A Rust library to load Python extension modules directly from memory. This project enables importing compiled Python extension modules (shared objects or DLLs) without requiring them to be present as files on disk.
- single-phase initialization modules loading fully implemented.
- multi-phase initialization modules loading WIP.
Python extension modules are usually loaded from files on disk. This project allows loading such modules directly from a binary blob in memory. This can be useful for embedding Python extensions in environments where writing files is undesirable or impossible.

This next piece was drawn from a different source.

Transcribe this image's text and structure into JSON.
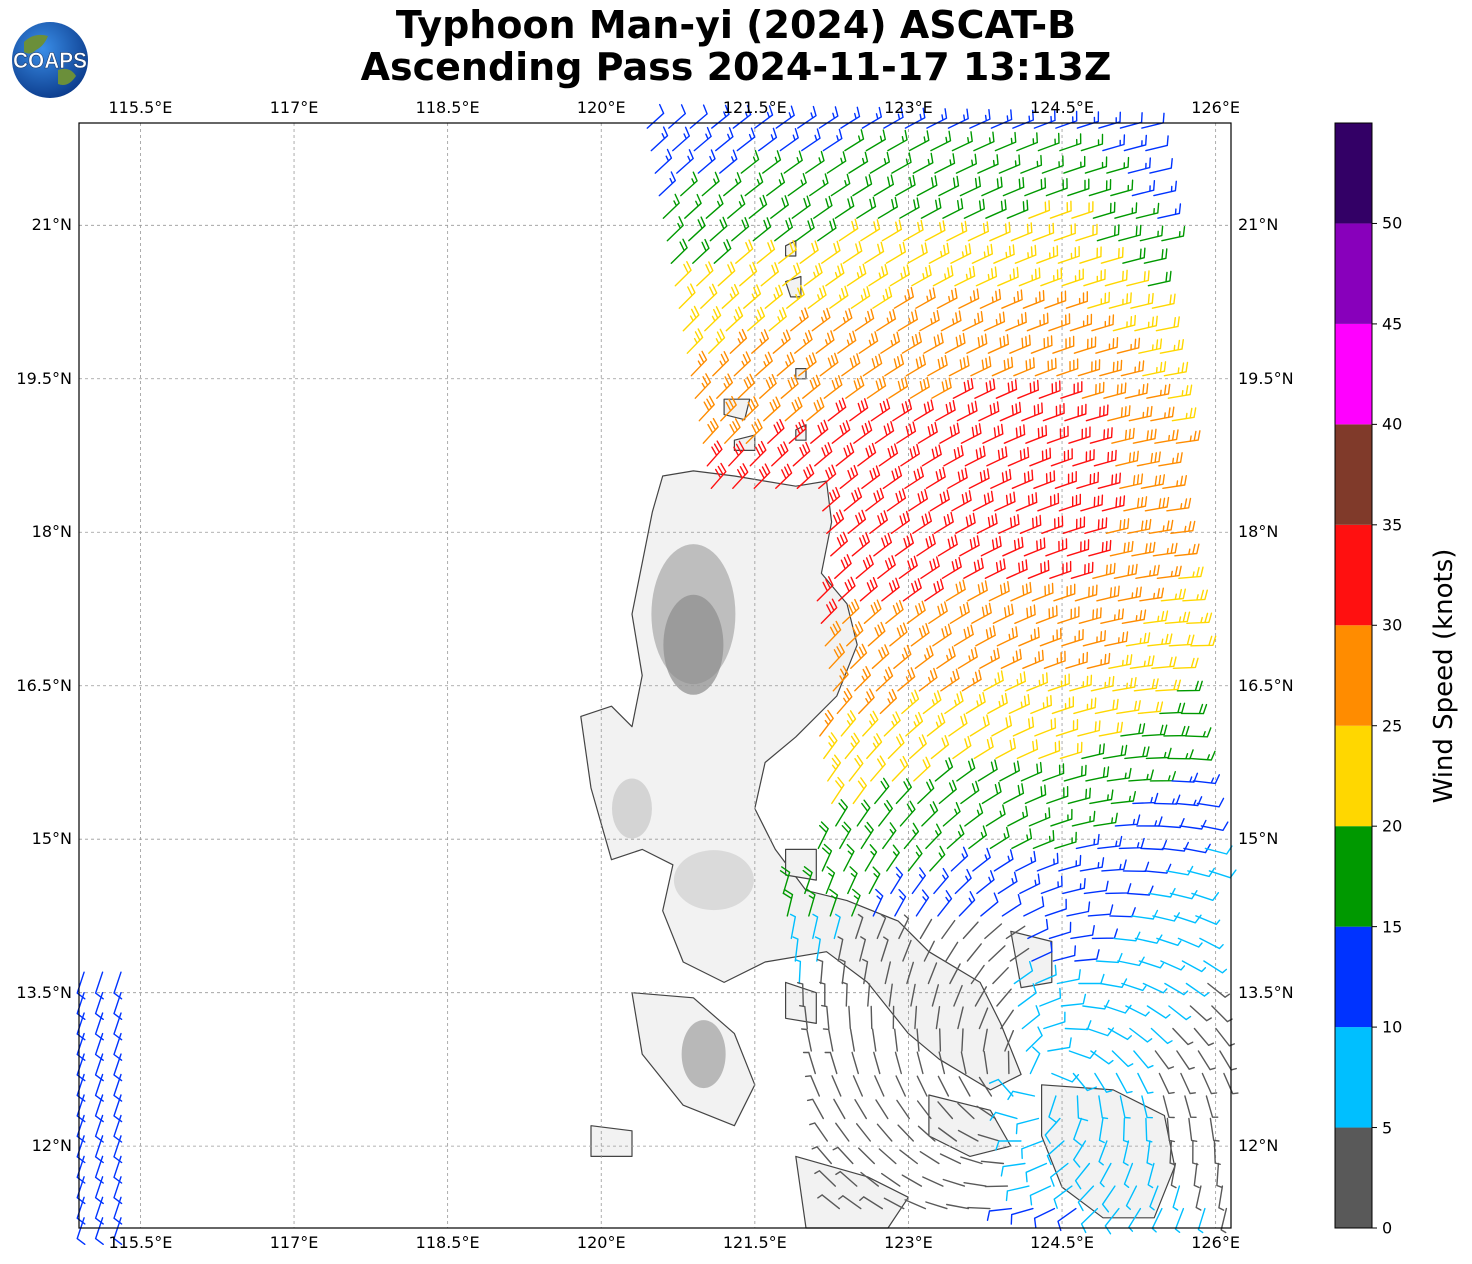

On Unix-like systems, the library uses POSIX shared memory to simulate loading from a file. On Windows, it leverages the MemoryModule library to load PE modules from memory buffers via FFI.
Suppose you have a Python extension module add implemented in Cython:
add.py
def add(a, b):
return a + b
Build the extension module with Cython:
cythonize -i add.py
This produces add.pyd (Windows) or add.so (Unix).

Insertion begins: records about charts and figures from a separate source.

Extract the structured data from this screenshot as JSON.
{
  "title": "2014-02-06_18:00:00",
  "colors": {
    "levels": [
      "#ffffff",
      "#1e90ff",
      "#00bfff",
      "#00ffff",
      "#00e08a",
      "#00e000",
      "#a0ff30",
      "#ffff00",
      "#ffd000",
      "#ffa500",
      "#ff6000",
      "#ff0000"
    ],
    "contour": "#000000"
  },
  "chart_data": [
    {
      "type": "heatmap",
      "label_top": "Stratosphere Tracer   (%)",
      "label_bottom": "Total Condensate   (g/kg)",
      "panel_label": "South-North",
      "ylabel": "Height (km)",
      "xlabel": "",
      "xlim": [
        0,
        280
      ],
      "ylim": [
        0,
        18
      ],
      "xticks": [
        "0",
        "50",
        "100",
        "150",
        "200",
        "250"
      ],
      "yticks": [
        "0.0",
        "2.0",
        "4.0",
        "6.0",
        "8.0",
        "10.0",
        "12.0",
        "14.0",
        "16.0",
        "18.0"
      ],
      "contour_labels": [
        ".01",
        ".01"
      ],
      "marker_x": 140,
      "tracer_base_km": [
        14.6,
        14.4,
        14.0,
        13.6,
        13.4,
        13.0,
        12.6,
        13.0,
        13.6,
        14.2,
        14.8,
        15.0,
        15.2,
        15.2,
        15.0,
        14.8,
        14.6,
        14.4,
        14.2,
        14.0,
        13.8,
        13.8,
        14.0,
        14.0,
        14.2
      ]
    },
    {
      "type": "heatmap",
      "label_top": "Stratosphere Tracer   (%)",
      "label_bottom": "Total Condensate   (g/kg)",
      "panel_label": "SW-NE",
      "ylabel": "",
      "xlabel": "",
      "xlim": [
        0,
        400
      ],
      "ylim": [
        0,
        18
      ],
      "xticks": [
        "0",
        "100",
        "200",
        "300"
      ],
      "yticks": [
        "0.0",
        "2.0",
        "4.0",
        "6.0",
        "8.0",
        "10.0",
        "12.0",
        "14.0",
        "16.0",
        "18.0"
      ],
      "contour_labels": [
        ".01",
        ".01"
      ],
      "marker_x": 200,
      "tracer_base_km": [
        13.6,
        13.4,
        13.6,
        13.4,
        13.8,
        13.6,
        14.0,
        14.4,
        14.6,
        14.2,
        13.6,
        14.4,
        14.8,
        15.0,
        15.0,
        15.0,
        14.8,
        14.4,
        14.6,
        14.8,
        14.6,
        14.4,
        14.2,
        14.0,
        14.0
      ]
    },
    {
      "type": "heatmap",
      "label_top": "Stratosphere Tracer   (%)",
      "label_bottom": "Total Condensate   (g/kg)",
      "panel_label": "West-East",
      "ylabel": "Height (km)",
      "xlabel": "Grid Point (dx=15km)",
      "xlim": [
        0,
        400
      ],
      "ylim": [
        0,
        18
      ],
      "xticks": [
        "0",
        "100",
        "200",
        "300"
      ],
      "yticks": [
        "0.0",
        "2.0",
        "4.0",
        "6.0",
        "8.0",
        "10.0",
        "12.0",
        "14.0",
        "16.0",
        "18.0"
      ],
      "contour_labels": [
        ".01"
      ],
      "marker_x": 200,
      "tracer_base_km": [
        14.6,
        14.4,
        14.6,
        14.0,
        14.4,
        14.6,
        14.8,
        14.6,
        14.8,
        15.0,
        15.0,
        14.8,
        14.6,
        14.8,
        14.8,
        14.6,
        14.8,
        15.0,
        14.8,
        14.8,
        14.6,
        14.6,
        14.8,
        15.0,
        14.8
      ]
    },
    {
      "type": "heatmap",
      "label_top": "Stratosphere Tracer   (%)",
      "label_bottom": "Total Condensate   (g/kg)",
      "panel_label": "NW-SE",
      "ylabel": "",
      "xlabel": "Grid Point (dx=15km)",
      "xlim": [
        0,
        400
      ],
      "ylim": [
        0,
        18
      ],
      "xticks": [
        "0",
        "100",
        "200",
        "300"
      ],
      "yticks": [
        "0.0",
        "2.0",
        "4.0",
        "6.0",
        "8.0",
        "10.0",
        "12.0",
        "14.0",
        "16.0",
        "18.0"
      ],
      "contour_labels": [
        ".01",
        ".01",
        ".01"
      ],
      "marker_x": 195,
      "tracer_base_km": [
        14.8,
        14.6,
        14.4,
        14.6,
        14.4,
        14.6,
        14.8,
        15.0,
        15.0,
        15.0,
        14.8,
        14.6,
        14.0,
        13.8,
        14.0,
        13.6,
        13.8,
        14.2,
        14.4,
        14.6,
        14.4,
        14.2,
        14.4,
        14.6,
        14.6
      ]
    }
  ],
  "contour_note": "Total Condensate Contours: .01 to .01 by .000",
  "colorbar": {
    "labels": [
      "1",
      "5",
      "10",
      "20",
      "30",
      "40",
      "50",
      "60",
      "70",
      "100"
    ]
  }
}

Then, in Python, load the module from memory:
load.py
from memory_loader import PyMemoryModule
with open("add.pyd", "rb") as f:
data = f.read()
module = PyMemoryModule(data, "add")
assert module.add(2, 2) == 4
This code reads the compiled module into memory and loads it without writing it back to disk.
| Platform | Mechanism |
|---|---|
| Unix | Uses POSIX shared memory (shm) to back module loading. |
| Windows | Uses fancycode/MemoryModule via Rust FFI to load PE files from memory buffers. |
- Single-phase initialization modules are supported.
- Multi-phase initialization modules are under development.
This project uses and builds upon the excellent work of the MemoryModule library by Joachim Bauch for Windows PE loading from memory.